The truth is most women, when left alone, will have their water break at the very end of labor, right before pushing.
Some common sense ideas for avoiding the stress of water breaking first-
~Eat right while you are pregnant. Dr Brewer claimed that a healthy diet high in protein (80-100 grams of protein a day) and fruits and veggies would help mom have a strong bag of water.
~Avoid routine vaginal exams while pregnant. (Did I mention that mine broke shortly after a pregnancy VE?) They serve almost no purpose in the non -laboring woman, and some risk is assumed when you are simply shoving bacteria up there with a gloved hand. Things normally come out not in. (Except for "you know what", but semen has natural properties that make it non-harmful if water is intact.)
~Avoid the routine vaginal exam while in labor, especially if water has broken. At that point also avoid all things in the vagina.

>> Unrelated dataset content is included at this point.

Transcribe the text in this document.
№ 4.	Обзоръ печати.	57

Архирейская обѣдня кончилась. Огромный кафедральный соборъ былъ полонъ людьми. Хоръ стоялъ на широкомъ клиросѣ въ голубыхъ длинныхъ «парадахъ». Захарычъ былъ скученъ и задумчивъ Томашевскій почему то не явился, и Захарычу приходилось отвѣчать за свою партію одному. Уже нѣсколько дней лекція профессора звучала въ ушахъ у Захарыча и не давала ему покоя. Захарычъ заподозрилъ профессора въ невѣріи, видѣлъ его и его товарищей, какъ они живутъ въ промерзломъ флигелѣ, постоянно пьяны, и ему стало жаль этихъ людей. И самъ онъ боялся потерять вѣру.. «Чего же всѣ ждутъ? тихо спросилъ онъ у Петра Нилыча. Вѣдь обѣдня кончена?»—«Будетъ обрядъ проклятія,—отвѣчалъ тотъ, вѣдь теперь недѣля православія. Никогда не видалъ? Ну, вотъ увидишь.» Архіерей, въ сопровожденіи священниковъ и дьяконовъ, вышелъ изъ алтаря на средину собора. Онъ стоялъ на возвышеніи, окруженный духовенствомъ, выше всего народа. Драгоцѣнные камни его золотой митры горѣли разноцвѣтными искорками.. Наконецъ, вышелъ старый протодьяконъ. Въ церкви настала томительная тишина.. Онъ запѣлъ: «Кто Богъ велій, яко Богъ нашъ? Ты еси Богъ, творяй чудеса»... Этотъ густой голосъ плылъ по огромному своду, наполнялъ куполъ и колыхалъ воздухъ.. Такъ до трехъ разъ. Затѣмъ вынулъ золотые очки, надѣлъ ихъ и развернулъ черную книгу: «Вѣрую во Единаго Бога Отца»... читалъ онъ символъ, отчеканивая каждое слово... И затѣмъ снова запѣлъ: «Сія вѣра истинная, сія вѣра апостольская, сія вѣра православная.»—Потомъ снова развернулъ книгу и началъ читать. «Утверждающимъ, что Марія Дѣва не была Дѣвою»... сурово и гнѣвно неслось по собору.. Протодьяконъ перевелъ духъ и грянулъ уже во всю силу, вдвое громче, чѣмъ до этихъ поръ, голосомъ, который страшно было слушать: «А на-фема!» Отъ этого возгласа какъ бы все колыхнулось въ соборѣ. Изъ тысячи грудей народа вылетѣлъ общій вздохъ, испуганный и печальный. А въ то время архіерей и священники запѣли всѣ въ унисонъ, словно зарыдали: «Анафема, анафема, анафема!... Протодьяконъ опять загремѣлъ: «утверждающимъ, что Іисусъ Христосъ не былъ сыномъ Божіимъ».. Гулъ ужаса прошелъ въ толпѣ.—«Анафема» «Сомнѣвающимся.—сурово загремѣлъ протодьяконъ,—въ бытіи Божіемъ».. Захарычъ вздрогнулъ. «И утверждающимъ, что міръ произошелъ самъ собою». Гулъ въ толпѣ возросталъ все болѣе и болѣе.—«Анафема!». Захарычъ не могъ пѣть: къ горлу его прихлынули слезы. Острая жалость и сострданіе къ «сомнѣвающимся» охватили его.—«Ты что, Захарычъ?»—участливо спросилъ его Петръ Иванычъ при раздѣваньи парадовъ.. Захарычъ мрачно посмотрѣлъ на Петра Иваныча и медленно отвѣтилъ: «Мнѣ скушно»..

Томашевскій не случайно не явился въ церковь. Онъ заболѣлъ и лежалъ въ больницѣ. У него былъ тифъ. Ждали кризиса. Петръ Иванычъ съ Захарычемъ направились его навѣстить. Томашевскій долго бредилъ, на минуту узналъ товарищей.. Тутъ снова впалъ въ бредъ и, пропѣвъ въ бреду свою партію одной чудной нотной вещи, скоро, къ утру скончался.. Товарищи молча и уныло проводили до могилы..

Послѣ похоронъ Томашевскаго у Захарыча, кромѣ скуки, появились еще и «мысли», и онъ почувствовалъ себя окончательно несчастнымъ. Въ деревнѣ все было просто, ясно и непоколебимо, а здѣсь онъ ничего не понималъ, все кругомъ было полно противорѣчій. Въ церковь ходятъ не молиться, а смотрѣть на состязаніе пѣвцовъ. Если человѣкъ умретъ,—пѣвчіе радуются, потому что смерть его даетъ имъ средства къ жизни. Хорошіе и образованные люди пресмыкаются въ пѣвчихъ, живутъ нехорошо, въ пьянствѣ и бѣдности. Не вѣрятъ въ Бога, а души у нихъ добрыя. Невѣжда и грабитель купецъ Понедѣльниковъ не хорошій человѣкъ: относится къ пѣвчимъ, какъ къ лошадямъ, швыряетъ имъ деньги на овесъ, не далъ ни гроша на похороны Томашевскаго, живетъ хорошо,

~Have a care provider that you can trust. Don't assume going into your birth that they are on the same page as you are with everything. Ask questions. Make a birth plan and TALK about it. The birth plan is almost totally useless if you just think it is a shield to magically protect you. It only serves to start a dialogue and find out if you are on the same page as your care provider. "How long are you comfortable with me laboring once water has broken?" is a good place to start.
~Pay attention. How are you and baby? What are your instincts telling you? I would never tell anybody what to do in this situation. But I KNEW what I should do in mine.
Birth is normal. Your body works. It is not a textbook or a study. You can not listen to your intuition if all you hear is your own fear. Tune in to one and tune out the other.